BranchingFactor branchingfactor@REDACTED
Mon Apr 20 18:02:05 CEST 2009


Thanks for the quick reply,   Robbi.    I was hoping to avoid the try-and-try-again approach b/c it doesn't extend so nicely to scanning multiple items from a string.  Does Erlang provide any way to read what many other programming languages consider to be the printed representation of a number?

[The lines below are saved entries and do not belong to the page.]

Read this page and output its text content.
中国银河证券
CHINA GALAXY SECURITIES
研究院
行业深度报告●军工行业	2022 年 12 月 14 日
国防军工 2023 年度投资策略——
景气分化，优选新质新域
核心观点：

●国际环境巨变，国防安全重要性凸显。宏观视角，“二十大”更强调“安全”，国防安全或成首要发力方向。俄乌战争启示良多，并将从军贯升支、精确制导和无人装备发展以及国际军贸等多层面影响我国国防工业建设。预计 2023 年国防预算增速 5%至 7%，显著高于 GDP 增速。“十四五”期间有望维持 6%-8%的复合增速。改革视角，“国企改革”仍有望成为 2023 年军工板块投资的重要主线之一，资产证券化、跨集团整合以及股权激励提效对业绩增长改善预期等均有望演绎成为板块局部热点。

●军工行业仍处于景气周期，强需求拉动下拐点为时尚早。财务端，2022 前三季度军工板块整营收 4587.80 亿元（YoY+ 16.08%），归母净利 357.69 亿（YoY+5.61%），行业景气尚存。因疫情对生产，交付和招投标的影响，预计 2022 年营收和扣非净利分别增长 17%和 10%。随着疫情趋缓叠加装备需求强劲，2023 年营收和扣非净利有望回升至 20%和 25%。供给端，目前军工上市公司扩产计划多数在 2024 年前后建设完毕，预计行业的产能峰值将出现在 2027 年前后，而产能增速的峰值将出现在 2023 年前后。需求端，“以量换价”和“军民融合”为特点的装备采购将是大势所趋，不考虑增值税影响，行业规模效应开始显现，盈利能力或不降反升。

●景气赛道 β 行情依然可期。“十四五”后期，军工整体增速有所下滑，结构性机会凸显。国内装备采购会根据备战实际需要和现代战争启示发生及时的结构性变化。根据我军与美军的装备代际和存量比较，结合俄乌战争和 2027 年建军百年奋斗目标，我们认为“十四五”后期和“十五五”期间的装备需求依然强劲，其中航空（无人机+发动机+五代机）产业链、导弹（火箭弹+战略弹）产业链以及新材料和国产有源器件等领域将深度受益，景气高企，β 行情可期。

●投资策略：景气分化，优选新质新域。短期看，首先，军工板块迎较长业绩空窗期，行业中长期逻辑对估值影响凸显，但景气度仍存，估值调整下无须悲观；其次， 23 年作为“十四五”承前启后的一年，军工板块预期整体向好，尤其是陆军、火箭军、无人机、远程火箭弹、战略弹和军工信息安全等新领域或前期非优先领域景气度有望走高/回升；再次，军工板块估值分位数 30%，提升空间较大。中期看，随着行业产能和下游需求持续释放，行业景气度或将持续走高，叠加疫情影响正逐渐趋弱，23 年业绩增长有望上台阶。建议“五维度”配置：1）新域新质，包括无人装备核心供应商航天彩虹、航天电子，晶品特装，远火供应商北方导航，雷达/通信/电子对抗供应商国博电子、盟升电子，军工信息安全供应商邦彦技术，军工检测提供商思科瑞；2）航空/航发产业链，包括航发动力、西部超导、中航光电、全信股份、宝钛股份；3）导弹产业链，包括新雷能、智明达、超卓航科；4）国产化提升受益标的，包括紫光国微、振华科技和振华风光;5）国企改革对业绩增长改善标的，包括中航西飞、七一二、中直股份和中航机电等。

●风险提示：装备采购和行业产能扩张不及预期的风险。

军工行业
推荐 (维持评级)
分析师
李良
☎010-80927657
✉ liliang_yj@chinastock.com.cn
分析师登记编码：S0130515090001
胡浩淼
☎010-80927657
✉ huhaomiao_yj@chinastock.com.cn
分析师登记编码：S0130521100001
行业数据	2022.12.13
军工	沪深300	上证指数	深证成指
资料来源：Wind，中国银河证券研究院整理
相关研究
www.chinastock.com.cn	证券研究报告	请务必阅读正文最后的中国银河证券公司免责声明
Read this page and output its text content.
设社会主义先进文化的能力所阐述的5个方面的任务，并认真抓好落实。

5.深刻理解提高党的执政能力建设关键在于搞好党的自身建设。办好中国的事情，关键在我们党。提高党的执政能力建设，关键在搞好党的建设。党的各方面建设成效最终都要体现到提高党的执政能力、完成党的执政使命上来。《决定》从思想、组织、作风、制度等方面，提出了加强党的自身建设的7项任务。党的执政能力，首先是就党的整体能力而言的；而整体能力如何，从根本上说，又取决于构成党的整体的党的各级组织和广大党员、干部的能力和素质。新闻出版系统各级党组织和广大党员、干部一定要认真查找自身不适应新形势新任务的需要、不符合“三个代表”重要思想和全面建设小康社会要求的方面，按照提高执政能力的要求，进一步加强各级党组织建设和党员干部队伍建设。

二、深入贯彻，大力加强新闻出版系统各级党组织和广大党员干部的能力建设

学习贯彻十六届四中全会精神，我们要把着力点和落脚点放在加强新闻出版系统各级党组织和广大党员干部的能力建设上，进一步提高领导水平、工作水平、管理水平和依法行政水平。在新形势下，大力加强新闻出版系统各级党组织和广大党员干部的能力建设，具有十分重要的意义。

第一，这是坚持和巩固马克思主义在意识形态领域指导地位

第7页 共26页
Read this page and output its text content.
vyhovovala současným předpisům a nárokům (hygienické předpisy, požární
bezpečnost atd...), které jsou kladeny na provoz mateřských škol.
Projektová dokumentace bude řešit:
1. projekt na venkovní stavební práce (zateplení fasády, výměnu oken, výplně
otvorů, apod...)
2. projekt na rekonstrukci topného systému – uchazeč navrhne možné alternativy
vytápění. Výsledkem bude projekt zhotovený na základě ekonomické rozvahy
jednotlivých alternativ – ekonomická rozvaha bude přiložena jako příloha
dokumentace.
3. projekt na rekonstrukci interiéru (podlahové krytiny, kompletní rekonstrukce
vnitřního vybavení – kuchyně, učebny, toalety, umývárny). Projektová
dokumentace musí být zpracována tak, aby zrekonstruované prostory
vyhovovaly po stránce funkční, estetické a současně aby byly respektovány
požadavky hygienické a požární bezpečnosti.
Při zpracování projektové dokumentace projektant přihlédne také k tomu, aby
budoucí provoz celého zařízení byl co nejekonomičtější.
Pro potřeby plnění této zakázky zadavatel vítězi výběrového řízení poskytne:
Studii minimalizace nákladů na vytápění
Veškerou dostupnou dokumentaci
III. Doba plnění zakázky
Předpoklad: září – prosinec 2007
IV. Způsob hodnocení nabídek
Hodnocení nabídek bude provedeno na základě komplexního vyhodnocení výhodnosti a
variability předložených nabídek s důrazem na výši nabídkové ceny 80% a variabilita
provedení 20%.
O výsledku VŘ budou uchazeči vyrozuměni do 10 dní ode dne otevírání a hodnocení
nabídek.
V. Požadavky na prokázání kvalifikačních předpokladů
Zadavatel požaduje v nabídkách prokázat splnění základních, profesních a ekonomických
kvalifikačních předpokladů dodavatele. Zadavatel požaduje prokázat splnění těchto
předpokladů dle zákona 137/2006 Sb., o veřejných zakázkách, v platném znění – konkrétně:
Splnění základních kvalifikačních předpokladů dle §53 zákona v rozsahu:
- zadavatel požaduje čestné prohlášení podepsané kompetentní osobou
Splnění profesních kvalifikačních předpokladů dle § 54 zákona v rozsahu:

--- On Mon, 4/20/09, Robert Raschke <rtrlists@REDACTED> wrote:
From: Robert Raschke <rtrlists@REDACTED>
Subject: Re: [erlang-questions] fread() for numbers - beginner question
To: branchingfactor@REDACTED
Cc: erlang-questions@REDACTED
Date: Monday, April 20, 2009, 6:57 AM

On Mon, Apr 20, 2009 at 10:43 AM, BranchingFactor
<branchingfactor@REDACTED> wrote:
> I'd like to io_lib:fread() a number from a string.  Unfortunately, if
I use
> "~f" for floating point number, then fread rejects numbers that
don't have
> fractional parts:
>
>> io_lib:fread("~f", "1").
> {error,{fread,float}}
>> io_lib:fread("~f", "1.").
> {error,{fread,float}}
>
> (I find this very strange, since both 1 and 1. can be represented in a
> floating point number.)
> And if I use "~d" for decimal integers, then fread won't
read past the
> decimal point:
>
>> io_lib:fread("~d", "1.0").
> {ok,[1],".0"}
>
> What is the easiest way to scan a number from a string in erlang? 
Ideally
> it would scan any number in any input format and return an Erlang object
> that satisfied the is_number() predicate.

scan_number(S) ->
    case io_lib:fread("~f", S) of
        {error, _} -> io_lib:fread("~d", S);
        Result -> Result
    end.

This doesn't handle 16#ffff and friends though. but you can extend it
according to you needs.

And "1." is not a valid Erlang number.